How Isle Royale's two existing wolves will react to the new wolves "is a chapter yet to be written," Green said. Romanski said park staff plans to introduce the new wolves in an area away from the two wolves' known territory and then leave the wolves to interact on their own.

Romanski said the introduction of new wolves to the island will have an immediate effect on the moose population, which was estimated at about 1,500 moose earlier this year. They're aiming at a long-term average of about 1,100 to 1,200 moose on Isle Royale, he said.

"The reason for us moving forward is to put wolves out there to act as predators in that system to help preserve some of our forest resources out on the island. We fully expect wolves to do what wolves do and hunt moose," he said.

It currently costs about $75,000 annually to monitor wolves on Isle Royale and the plan estimates that will increase to $90,000, Green said. The cost of capturing and bringing the wolves to the island over the course of three years is expected to total $660,000.
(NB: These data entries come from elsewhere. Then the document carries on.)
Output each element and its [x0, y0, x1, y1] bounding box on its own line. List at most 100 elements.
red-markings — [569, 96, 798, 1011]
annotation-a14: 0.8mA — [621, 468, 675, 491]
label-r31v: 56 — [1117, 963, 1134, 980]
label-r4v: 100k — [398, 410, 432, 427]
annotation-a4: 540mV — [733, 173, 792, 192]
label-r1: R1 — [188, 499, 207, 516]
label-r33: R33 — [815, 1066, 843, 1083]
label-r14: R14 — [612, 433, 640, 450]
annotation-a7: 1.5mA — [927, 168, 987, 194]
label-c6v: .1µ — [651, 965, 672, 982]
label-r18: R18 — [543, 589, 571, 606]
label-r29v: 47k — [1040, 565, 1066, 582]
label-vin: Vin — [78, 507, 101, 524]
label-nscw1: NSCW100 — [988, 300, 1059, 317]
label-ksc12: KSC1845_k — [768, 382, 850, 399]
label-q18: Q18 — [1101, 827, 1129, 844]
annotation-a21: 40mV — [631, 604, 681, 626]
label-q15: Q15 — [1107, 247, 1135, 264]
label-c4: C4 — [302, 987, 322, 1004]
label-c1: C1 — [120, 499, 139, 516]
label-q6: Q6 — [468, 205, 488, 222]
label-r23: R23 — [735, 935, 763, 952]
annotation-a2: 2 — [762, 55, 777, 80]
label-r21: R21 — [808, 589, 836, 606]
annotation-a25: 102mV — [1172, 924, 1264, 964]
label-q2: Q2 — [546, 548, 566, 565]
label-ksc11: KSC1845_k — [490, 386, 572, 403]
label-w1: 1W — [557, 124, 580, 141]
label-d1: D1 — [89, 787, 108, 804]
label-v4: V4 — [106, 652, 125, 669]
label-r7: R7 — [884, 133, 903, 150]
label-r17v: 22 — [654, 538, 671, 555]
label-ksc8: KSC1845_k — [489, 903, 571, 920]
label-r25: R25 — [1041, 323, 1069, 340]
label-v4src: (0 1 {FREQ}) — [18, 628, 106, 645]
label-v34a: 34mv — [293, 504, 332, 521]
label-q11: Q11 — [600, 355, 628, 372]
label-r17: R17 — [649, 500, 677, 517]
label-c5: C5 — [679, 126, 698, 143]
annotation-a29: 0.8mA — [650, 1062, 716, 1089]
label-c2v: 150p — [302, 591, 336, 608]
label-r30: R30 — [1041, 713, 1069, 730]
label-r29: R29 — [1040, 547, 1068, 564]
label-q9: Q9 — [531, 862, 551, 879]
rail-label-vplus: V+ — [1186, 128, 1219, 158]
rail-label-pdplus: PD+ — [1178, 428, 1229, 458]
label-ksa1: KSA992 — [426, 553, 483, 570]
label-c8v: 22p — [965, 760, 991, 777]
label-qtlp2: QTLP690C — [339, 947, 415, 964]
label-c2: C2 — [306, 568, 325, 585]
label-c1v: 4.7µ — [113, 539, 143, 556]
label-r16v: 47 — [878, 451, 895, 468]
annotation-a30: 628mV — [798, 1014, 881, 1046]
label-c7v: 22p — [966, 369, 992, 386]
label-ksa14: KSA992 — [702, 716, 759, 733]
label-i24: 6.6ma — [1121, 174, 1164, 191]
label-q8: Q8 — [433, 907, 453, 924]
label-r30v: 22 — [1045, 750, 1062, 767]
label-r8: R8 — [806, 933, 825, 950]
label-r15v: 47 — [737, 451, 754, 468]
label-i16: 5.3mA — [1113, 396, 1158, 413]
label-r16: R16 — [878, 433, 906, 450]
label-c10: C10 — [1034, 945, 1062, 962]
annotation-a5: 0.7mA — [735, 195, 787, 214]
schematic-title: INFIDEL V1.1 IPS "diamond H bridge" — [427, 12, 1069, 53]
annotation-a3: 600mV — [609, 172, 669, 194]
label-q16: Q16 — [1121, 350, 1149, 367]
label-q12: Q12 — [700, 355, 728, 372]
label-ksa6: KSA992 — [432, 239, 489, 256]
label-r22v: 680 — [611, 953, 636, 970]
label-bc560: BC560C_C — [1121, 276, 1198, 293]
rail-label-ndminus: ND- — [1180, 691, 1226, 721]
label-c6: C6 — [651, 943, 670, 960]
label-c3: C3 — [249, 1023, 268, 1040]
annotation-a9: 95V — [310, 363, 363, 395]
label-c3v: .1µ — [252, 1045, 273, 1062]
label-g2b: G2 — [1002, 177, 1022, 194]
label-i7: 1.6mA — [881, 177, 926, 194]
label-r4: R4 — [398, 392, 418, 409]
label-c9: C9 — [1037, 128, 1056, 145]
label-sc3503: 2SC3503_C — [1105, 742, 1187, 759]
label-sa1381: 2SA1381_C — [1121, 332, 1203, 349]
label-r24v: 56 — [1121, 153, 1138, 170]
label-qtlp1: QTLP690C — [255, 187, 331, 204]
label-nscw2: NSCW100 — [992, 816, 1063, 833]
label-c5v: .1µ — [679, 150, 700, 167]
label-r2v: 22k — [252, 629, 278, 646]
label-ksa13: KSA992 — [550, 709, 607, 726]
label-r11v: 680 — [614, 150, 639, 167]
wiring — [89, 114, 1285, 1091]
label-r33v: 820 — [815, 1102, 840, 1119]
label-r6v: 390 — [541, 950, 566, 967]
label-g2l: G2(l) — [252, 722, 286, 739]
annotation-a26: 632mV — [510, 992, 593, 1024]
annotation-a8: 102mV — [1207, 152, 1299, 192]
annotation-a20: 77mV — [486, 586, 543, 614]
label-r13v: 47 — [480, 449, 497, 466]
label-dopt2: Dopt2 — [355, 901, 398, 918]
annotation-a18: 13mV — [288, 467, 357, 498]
Overall, park staff expects the additional wolves to enhance the experience of Isle Royale visitors.

"People are keenly interested in coming to Isle Royale, not only to hear and/or see wolves, but also moose. Adding wolves is going to be a positive impact. We've had a population out there for almost 70 years and we haven't had any sort of negative interactions in terms of human-wolf interactions. We don't expect that we'd have more," Romanski said.